Jumat, 12 Oktober 2018

(Ngaji of the Day) Lima Asas Perbankan Syariah (2): Hifdhun Nasl Produk Turunan Perbankan


Lima Asas Perbankan Syariah (2): Hifdhun Nasl Produk Turunan Perbankan

Pada tulisan yang lalu, kita sudah mengupas tentang tiga unsur pokok al-dlarurariyyat al-khams, antara lain: hifdhun nafs, hifdhul ‘aql, hifdhul mâl. Namun, pada tulisan kali ini, kita akan kaji satu unsur lainnya, yaitu hifdhun nasl dan penerapannya dalam perbankan syariah. 

Hifdhun nasl asalnya merupakan sebuah konsepsi menjaga keturunan. Menjaga keturunan ini bisa mencakup memilih pasangan yang baik, mendidik anak, memberi nama, menafkahi dengan nafkah yang halal dan lain-lain. Dalil asal hifdhun nasl ini adalah berangkat dari QS Al-Ra’du: 38, yaitu:  

وَلَقَدْ أَرْسَلْنَا رُسُلًا مِنْ قَبْلِكَ وَجَعَلْنَا لَهُمْ أَزْوَاجًا وَذُرِّيَّةً وَمَا كَانَ لِرَسُولٍ أَنْ يَأْتِيَ بِآَيَةٍ إِلَّا بِإِذْنِ اللَّهِ لِكُلِّ أَجَلٍ كِتَابٌ

Artinya: “Sesungguhnya kami benar-benar telah mengirim utusan sejak sebelummu (Muhammad) dan kami jadikan bagi mereka istri-istri dan keturunan. Dan tiada seorang pun dari utusan itu datang membawa suatu ayat kecuali atas seidzin Allah. Dan untuk setiap yang bernyawa ada sebuah kitab.”

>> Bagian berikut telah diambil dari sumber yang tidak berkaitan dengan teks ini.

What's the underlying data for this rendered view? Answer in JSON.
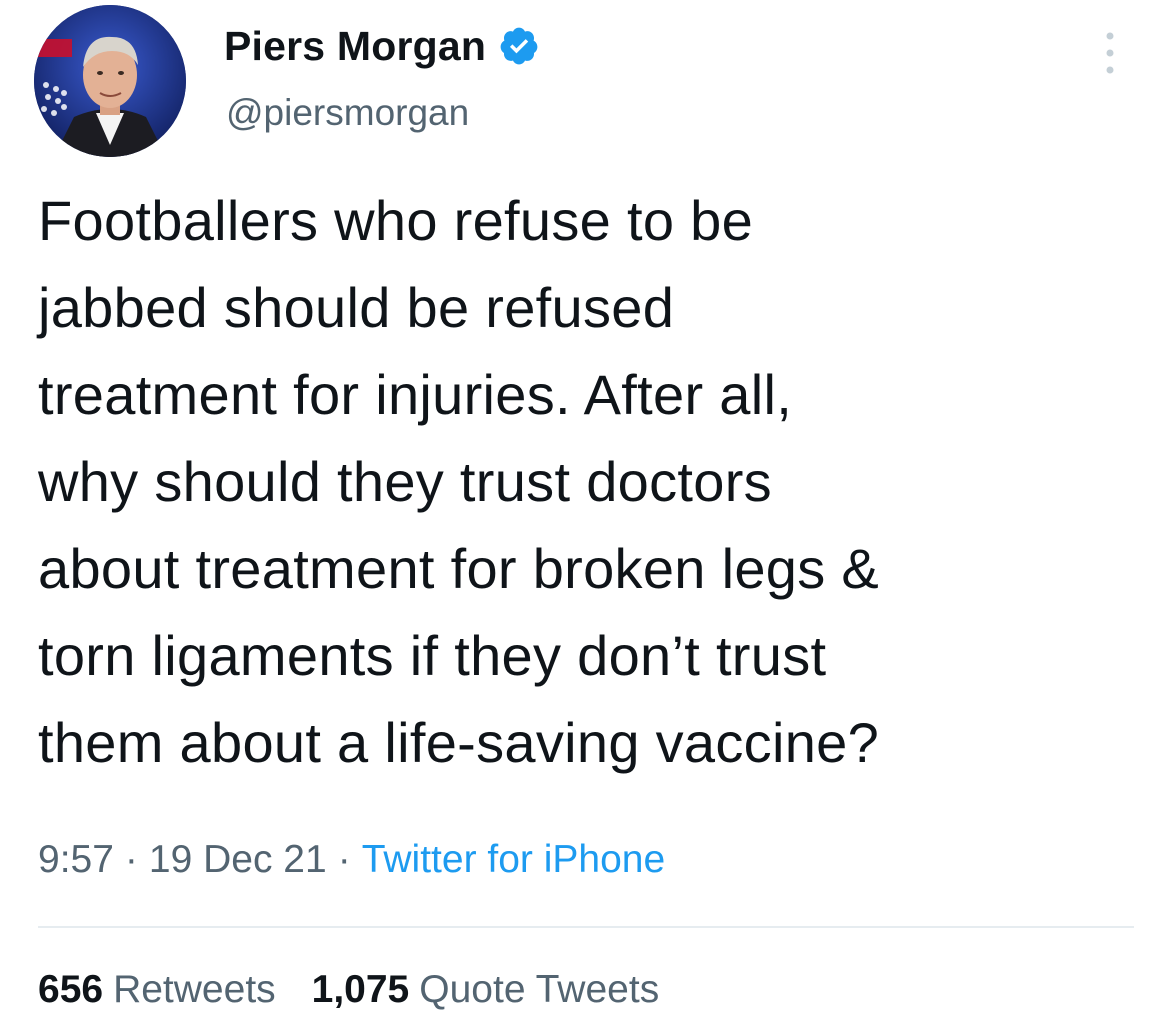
{
  "author": {
    "display_name": "Piers Morgan",
    "handle": "@piersmorgan",
    "verified": true,
    "avatar_icon": "profile-photo"
  },
  "tweet": {
    "text_lines": [
      "Footballers who refuse to be",
      "jabbed should be refused",
      "treatment for injuries. After all,",
      "why should they trust doctors",
      "about treatment for broken legs &",
      "torn ligaments if they don’t trust",
      "them about a life-saving vaccine?"
    ],
    "time": "9:57",
    "date": "19 Dec 21",
    "separator": "·",
    "source": "Twitter for iPhone"
  },
  "stats": {
    "retweets_count": "656",
    "retweets_label": "Retweets",
    "quotes_count": "1,075",
    "quotes_label": "Quote Tweets"
  },
  "colors": {
    "text": "#0f1419",
    "muted": "#536471",
    "accent": "#1d9bf0",
    "divider": "#e6ecf0"
  }
}
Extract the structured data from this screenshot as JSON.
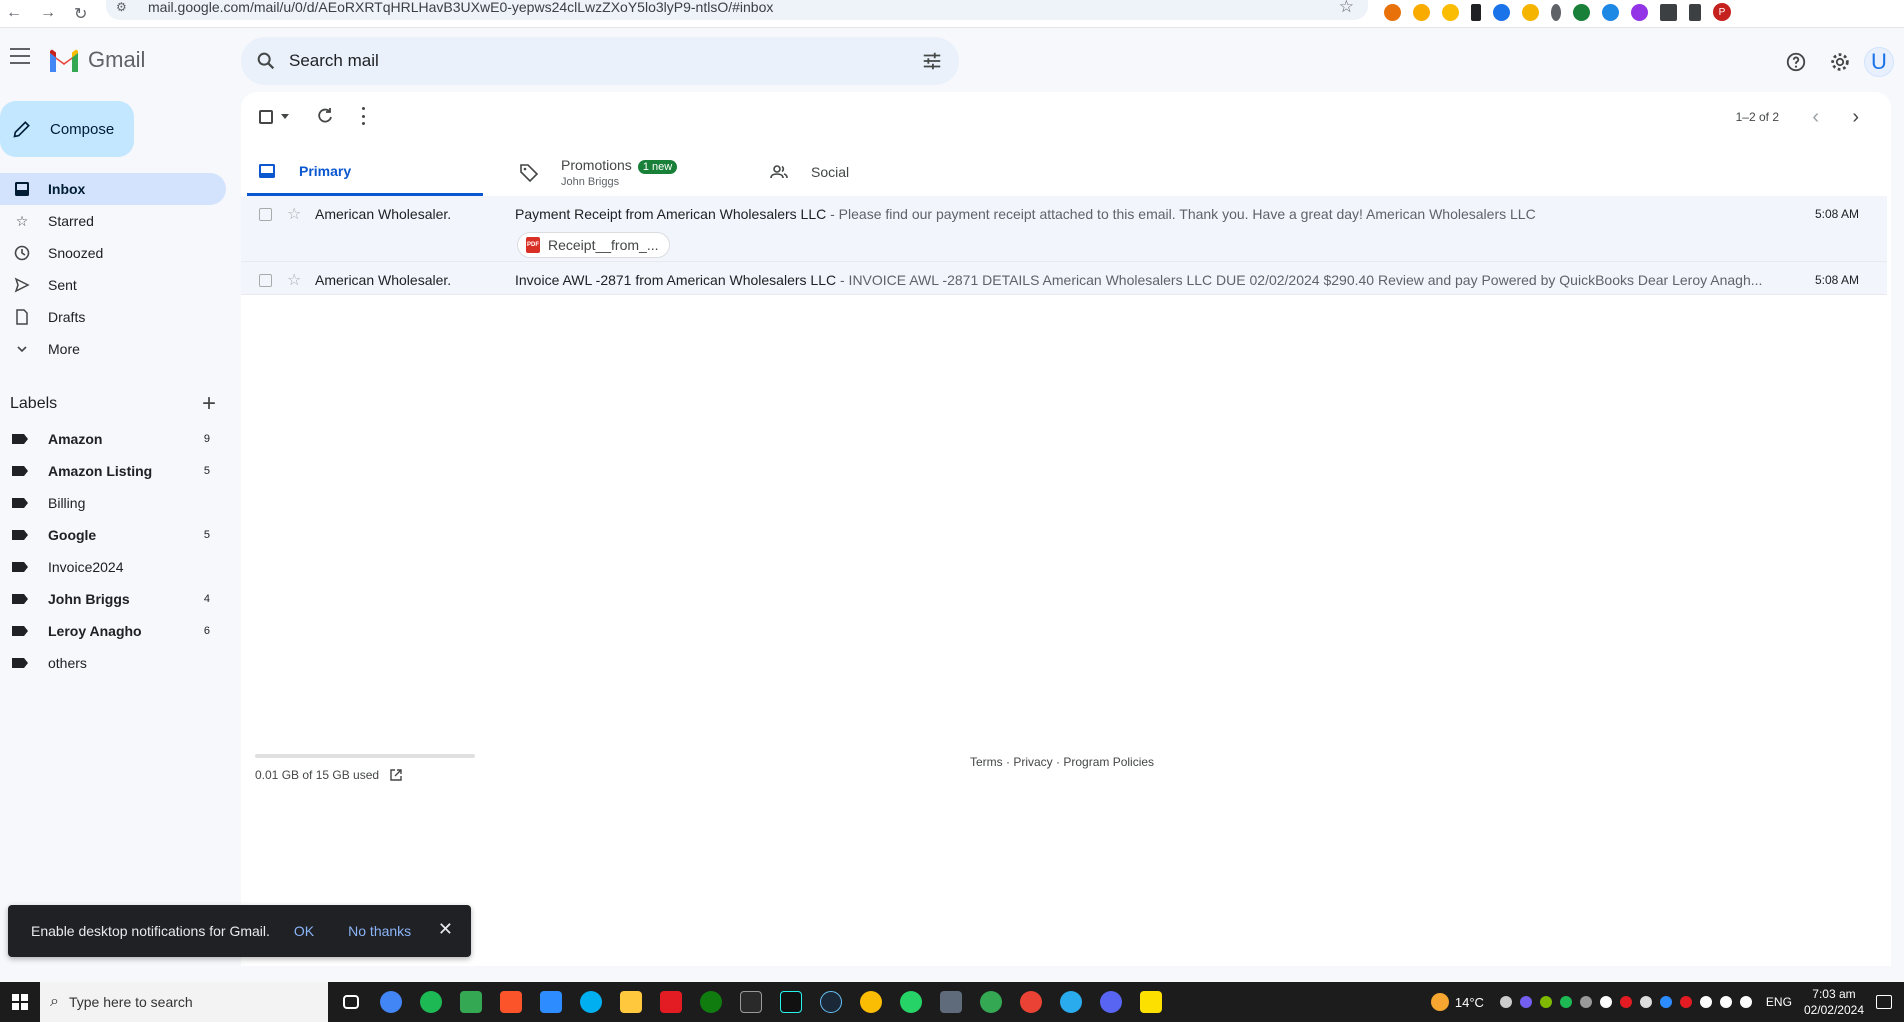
{
  "browser": {
    "url": "mail.google.com/mail/u/0/d/AEoRXRTqHRLHavB3UXwE0-yepws24clLwzZXoY5lo3lyP9-ntlsO/#inbox",
    "profile_initial": "P"
  },
  "header": {
    "brand": "Gmail",
    "search_placeholder": "Search mail",
    "avatar_initial": "U"
  },
  "sidebar": {
    "compose_label": "Compose",
    "items": [
      {
        "label": "Inbox",
        "icon": "inbox-icon",
        "active": true
      },
      {
        "label": "Starred",
        "icon": "star-icon"
      },
      {
        "label": "Snoozed",
        "icon": "clock-icon"
      },
      {
        "label": "Sent",
        "icon": "send-icon"
      },
      {
        "label": "Drafts",
        "icon": "draft-icon"
      },
      {
        "label": "More",
        "icon": "chevron-down-icon"
      }
    ],
    "labels_title": "Labels",
    "labels": [
      {
        "name": "Amazon",
        "count": "9",
        "bold": true
      },
      {
        "name": "Amazon Listing",
        "count": "5",
        "bold": true
      },
      {
        "name": "Billing",
        "count": "",
        "bold": false
      },
      {
        "name": "Google",
        "count": "5",
        "bold": true
      },
      {
        "name": "Invoice2024",
        "count": "",
        "bold": false
      },
      {
        "name": "John Briggs",
        "count": "4",
        "bold": true
      },
      {
        "name": "Leroy Anagho",
        "count": "6",
        "bold": true
      },
      {
        "name": "others",
        "count": "",
        "bold": false
      }
    ]
  },
  "toolbar": {
    "pager_text": "1–2 of 2"
  },
  "tabs": {
    "primary": "Primary",
    "promotions": "Promotions",
    "promotions_badge": "1 new",
    "promotions_sub": "John Briggs",
    "social": "Social"
  },
  "emails": [
    {
      "sender": "American Wholesaler.",
      "subject": "Payment Receipt from American Wholesalers LLC",
      "snippet": " - Please find our payment receipt attached to this email. Thank you. Have a great day! American Wholesalers LLC",
      "time": "5:08 AM",
      "attachment": "Receipt__from_..."
    },
    {
      "sender": "American Wholesaler.",
      "subject": "Invoice AWL -2871 from American Wholesalers LLC",
      "snippet": " - INVOICE AWL -2871 DETAILS American Wholesalers LLC DUE 02/02/2024 $290.40 Review and pay Powered by QuickBooks Dear Leroy Anagh...",
      "time": "5:08 AM"
    }
  ],
  "storage": {
    "text": "0.01 GB of 15 GB used"
  },
  "footer": {
    "terms": "Terms",
    "sep1": " · ",
    "privacy": "Privacy",
    "sep2": " · ",
    "policies": "Program Policies"
  },
  "toast": {
    "message": "Enable desktop notifications for Gmail.",
    "ok": "OK",
    "no_thanks": "No thanks"
  },
  "taskbar": {
    "search_placeholder": "Type here to search",
    "temperature": "14°C",
    "language": "ENG",
    "time": "7:03 am",
    "date": "02/02/2024"
  }
}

Sebagaimana konsep hifdhun nasl bisa kita terapkan pada individu, selanjutnya kita bawa makna kontekstualnya ke dalam dunia perbankan/perseroan. Kontekstualiasi makna hifdhun nasl dalam perspektif perbankan syariah dapat mencakup banyak hal. Wujud dari hifdhun nasl ini bisa terdiri atas seluruh produk turunan perbankan, baik dalam bidang funding, financing maupun jasa.

Diawali dari kewajiban menjaga tetap berlangsungnya kerja perbankan merupakan bagian dari hifdhun nasl. Konteks hifdhun nasl terhadap nasabah bisa mencakup jaminan dana nasabah, jaminan tidak akan menemui itlaaf (rusak) akibat tasharruf oleh perbankan melalui istishna’ (investasi usaha), serta jaminan selalu untung. Ini bagian dari hifdhun nasl yang merupakan tantangan terberat bagi perbankan syari’ah. 

Bagaimana tidak berat? Dalam berbagai akad muamalah, setiap usaha yang mengatasnamakan usaha bersama, maka kedua belah pihak harus siap menanggung untung rugi. Sebagaimana skim pembiayaan dan permodalan di bank konvensional, yang selalu menjanjikan untung kepada nasabahnya. Namun, dalam konteks fiqih muamalah, hal seperti itu tidak ditemui. Untuk itu, pihak manajemen perbankan harus memutar otak untuk agar lubang skim ini bisa tertutupi melalui hilah atau oleh hasil usaha lain.

Seluruh produk perbankan syariah baik dalam rangka funding (pembiayaan), financing (penyaluran dana), maupun jasa, secara keseluruhan memiliki basis akad-akad muamalah. Produk funding yang terdiri atas deposito, tabungan, giro, basis akadnya mudlarabah dan wadi’ah. Itulah sebabnya mengapa produk funding diperbankan syari’ah selalu disemati dengan istilah mudlarabah ini, seperti giro wadi’ah, tabungan mudlarabah, deposito mudlarabah.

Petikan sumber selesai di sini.